Personal information
- Full name: José Manuel Rojas Ramírez
- Date of birth: June 8, 1952 (age 74)
- Place of birth: San José, Costa Rica
- Position: Midfielder

Senior career*
- Years: Team / Apps / (Gls)
- 1972–1976: Deportivo Mexico
- Deportivo Galicia
- Saprissa
- Limonense

International career
- Costa Rica

= José Manuel Rojas (footballer, born 1952) =

Costa Rican footballer

José Manuel Rojas Ramírez (born 8 June 1952), is a retired football player from Costa Rica.
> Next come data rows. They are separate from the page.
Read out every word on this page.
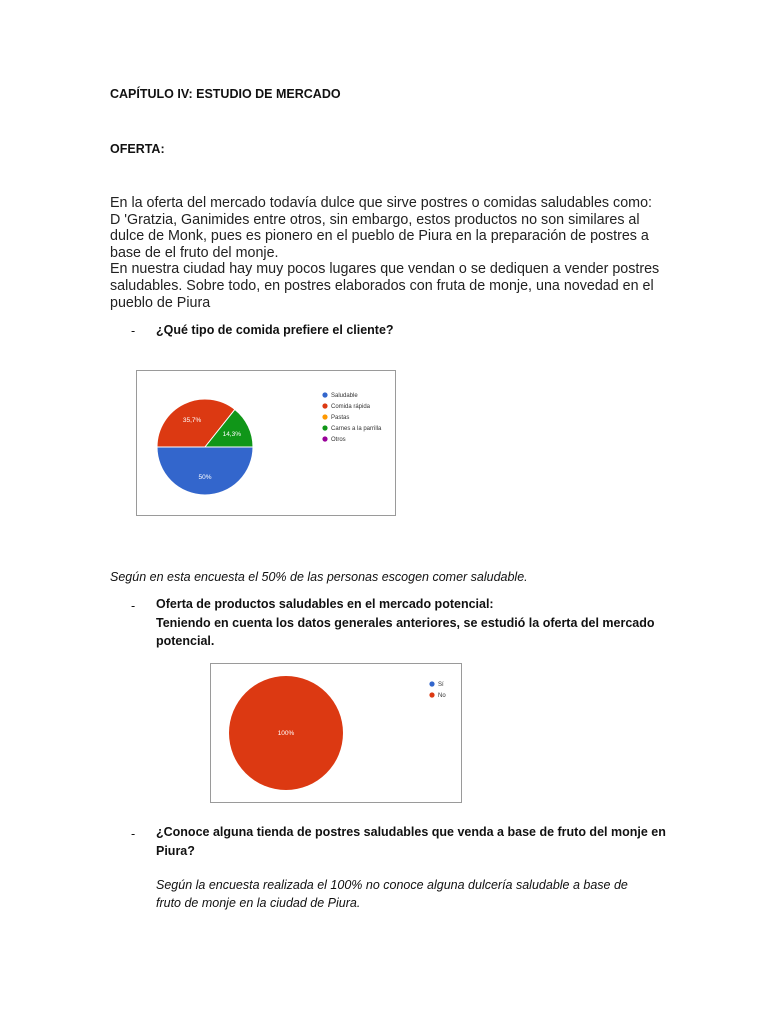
CAPÍTULO IV: ESTUDIO DE MERCADO
OFERTA:
En la oferta del mercado todavía dulce que sirve postres o comidas saludables como:
D 'Gratzia, Ganimides entre otros, sin embargo, estos productos no son similares al
dulce de Monk, pues es pionero en el pueblo de Piura en la preparación de postres a
base de el fruto del monje.
En nuestra ciudad hay muy pocos lugares que vendan o se dediquen a vender postres
saludables. Sobre todo, en postres elaborados con fruta de monje, una novedad en el
pueblo de Piura
- ¿Qué tipo de comida prefiere el cliente?
50%
35,7%
14,3%
Saludable
Comida rápida
Pastas
Carnes a la parrilla
Otros
Según en esta encuesta el 50% de las personas escogen comer saludable.
- Oferta de productos saludables en el mercado potencial:
Teniendo en cuenta los datos generales anteriores, se estudió la oferta del mercado
potencial.
100%
Sí
No
- ¿Conoce alguna tienda de postres saludables que venda a base de fruto del monje en
Piura?
Según la encuesta realizada el 100% no conoce alguna dulcería saludable a base de
fruto de monje en la ciudad de Piura.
Better known as Chinimba, he played most of his career for Deportivo Saprissa, where he is still remembered as an idol.

==Club career==
He started his football career playing for Deportivo México, and was later transferred to Saprissa. "Chinimba" is vastly recalled for his great shooting skills, his excellent passing abilities, and quickness of mind. Overall, he was a midfielder, with extraordinary talent, and was part of the famous Saprissa's midfield whose way of playing made history in the CONCACAF region, winning several titles with them. He was part of the mythical Saprissa squad that won six consecutive championships from 1972 to 1977, a record both in Costa Rica as well as in the Americas. He also played for Limonense.

==International career==
He played during the 70's with Costa Rica's national team.

==Personal life==
"Chinimba" had some troubles with the law in his country, and was sentenced to 64 months in prison during the 1980s, which cut his brilliant soccer future short. During his time spent in prison, he studied and achieved his degree, and has dedicated a big part of his life in teaching inside several prison facilities in his country. He later worked as a TV pundit.